The Society of Homeopaths held their annual conference at Lady Margaret Hall over the vacation.
This follows a 2017 controversy in which LMH was criticised by The Good Thinking Society for “lending credibility” to the “pseudo scientific event”. At the time LMH defended its decision to host the group by calling it “a purely commercial arrangement”.
Entitled ‘Three Wise Women’, this year’s conference theme was a celebration of “the most primal time of life: conception, pregnancy, birth and breastfeeding”.
The weekend began with Jackie Singer, who used music and story-telling to impart her homeopathic knowledge to the delegates, after which the keynote speakers Karen Allen, Linda Gwillim and Patricia Hatherly delivered their own lectures.

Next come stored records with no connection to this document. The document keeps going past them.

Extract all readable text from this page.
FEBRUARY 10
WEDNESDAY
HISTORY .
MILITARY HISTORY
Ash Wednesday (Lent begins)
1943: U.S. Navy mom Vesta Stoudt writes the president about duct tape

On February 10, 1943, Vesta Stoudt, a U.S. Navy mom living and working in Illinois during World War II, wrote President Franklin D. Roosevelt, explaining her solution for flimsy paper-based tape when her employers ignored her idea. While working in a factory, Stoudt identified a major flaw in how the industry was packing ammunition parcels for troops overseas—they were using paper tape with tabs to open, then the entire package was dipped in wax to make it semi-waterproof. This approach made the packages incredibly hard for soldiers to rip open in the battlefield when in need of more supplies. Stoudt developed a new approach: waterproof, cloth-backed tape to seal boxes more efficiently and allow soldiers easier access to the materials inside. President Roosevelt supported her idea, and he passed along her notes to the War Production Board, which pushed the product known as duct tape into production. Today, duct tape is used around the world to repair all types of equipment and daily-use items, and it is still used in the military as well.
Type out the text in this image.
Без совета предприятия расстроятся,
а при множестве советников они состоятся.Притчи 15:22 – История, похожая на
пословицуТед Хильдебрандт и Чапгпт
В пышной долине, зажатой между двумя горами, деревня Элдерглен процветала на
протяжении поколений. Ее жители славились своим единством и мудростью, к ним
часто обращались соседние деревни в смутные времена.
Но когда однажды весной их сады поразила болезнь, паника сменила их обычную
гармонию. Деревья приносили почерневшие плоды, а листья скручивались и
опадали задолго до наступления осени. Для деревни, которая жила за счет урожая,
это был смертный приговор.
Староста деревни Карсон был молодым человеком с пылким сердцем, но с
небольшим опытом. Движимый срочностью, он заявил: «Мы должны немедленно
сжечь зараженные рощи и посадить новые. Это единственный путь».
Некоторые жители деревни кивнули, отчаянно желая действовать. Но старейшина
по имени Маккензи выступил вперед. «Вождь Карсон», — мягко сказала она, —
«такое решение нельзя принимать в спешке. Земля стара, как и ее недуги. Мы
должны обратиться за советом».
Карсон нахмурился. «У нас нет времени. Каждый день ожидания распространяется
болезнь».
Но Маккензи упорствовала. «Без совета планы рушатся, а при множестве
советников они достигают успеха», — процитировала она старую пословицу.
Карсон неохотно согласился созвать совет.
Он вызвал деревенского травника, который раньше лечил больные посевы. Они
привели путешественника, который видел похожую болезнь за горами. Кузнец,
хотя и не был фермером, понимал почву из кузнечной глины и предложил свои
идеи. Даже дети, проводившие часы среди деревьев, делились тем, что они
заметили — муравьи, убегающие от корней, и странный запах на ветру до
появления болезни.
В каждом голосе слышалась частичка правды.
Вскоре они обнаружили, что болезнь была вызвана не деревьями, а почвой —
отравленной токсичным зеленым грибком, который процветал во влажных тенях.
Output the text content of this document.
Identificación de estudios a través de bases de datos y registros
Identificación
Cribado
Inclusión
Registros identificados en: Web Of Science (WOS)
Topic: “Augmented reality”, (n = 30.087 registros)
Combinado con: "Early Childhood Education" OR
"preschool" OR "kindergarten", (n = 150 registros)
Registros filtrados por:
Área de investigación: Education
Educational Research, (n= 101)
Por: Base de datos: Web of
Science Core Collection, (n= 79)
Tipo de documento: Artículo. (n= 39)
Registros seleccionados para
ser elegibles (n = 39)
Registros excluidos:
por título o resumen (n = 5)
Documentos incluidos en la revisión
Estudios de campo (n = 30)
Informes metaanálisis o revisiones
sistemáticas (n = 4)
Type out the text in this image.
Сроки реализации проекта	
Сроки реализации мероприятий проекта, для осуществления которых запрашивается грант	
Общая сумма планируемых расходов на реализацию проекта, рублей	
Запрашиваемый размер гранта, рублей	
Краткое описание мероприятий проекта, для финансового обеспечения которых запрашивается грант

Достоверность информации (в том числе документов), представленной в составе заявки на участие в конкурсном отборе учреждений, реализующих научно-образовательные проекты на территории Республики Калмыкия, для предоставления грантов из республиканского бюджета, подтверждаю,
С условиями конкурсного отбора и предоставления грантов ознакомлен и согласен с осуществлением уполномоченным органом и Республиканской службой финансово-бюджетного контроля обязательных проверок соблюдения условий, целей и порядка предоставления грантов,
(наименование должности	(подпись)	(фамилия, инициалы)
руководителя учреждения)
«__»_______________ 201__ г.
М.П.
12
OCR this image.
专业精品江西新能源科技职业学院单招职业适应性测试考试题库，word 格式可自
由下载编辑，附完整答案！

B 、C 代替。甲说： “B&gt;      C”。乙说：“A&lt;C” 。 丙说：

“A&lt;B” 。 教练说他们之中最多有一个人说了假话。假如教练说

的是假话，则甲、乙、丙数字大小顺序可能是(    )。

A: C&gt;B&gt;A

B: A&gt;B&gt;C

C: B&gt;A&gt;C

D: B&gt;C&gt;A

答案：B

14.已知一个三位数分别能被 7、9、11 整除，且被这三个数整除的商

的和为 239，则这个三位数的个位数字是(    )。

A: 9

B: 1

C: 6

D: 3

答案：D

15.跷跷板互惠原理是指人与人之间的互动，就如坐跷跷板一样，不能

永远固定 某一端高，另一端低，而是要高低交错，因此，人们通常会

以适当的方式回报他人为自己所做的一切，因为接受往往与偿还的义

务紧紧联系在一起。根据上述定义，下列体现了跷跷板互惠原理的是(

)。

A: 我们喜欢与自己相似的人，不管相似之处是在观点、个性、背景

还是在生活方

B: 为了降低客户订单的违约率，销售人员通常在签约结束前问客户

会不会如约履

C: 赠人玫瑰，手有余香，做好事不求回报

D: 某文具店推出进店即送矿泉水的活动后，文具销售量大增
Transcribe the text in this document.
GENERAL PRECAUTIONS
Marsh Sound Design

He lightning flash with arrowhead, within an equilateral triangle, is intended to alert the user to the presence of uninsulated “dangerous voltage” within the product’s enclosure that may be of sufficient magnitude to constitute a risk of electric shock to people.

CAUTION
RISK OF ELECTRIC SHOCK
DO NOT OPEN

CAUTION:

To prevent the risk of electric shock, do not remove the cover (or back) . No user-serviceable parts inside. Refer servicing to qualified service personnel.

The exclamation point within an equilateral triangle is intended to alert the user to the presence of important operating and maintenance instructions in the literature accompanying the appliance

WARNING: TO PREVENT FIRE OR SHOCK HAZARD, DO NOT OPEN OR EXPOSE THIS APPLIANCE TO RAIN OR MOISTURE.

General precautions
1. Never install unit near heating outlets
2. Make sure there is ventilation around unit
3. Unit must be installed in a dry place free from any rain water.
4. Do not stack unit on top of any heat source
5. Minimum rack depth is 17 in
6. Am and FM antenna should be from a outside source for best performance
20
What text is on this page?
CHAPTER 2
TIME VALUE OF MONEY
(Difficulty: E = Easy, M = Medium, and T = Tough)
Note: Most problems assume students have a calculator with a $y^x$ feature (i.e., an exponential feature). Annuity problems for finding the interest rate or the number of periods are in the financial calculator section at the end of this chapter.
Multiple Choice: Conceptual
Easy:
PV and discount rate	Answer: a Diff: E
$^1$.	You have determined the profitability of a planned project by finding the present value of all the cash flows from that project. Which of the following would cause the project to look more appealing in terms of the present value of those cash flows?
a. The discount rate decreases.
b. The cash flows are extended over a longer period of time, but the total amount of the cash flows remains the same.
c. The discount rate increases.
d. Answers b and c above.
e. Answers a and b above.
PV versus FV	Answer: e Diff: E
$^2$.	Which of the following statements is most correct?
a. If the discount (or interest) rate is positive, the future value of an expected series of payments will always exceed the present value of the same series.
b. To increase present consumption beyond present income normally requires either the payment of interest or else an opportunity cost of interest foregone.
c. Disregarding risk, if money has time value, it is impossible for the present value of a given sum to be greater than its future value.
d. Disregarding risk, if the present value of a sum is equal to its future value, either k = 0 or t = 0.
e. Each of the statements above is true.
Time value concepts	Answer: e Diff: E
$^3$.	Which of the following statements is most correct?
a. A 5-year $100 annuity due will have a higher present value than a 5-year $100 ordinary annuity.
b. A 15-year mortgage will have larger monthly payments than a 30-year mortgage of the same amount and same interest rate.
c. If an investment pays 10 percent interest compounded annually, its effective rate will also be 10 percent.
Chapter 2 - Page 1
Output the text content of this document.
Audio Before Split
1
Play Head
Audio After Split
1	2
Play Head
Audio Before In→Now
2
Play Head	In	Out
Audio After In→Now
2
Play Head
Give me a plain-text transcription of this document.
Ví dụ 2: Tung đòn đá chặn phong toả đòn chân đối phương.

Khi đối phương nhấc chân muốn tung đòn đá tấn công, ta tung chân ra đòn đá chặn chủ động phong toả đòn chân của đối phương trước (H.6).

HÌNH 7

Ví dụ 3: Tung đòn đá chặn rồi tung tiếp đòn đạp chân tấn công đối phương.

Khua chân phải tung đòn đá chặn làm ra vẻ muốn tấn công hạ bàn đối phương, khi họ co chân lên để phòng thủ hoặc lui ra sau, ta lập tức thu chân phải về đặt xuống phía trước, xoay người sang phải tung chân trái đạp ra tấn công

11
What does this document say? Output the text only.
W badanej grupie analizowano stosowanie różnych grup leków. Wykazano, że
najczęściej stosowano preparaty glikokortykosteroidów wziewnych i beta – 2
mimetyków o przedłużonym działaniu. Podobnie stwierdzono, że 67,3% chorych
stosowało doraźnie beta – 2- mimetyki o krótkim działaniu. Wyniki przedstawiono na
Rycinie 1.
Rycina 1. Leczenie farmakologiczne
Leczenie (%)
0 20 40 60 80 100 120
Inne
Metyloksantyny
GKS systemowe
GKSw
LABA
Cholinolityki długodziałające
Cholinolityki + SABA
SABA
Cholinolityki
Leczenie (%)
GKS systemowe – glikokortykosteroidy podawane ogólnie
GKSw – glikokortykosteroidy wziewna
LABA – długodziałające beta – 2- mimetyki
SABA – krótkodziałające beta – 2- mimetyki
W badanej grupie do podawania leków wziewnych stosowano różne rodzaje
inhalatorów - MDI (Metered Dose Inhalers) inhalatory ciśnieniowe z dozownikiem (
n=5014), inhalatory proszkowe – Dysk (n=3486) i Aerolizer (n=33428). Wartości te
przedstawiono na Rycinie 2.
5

Karen Allen spoke about the homeopathic treatments used on couples having difficulties with conception, drawing on her experiences from her practice in San Francisco, while Linda Gwillim lectured on the use of homeopathy during pregnancy and childbirth. Patricia Hatherly’s lecture focused on the value of breastmilk, and the homeopathic treatments used on breastfeeding mothers.
Mark Taylor, Chief Executive of the Society, said this of the event: “It was a very successful conference. We have held a number of events at the University and Lady Margaret Hall in particular and they have gone very well.”
At the AGM delegates raised questions to the board, asking about the role of research within the Society, which is the largest of its kind in the UK, as well as about the promotion of homeopathy to the public.
Around 120 delegates are said to have attended, coming from within the UK and Europe as well as from Australia and the United States.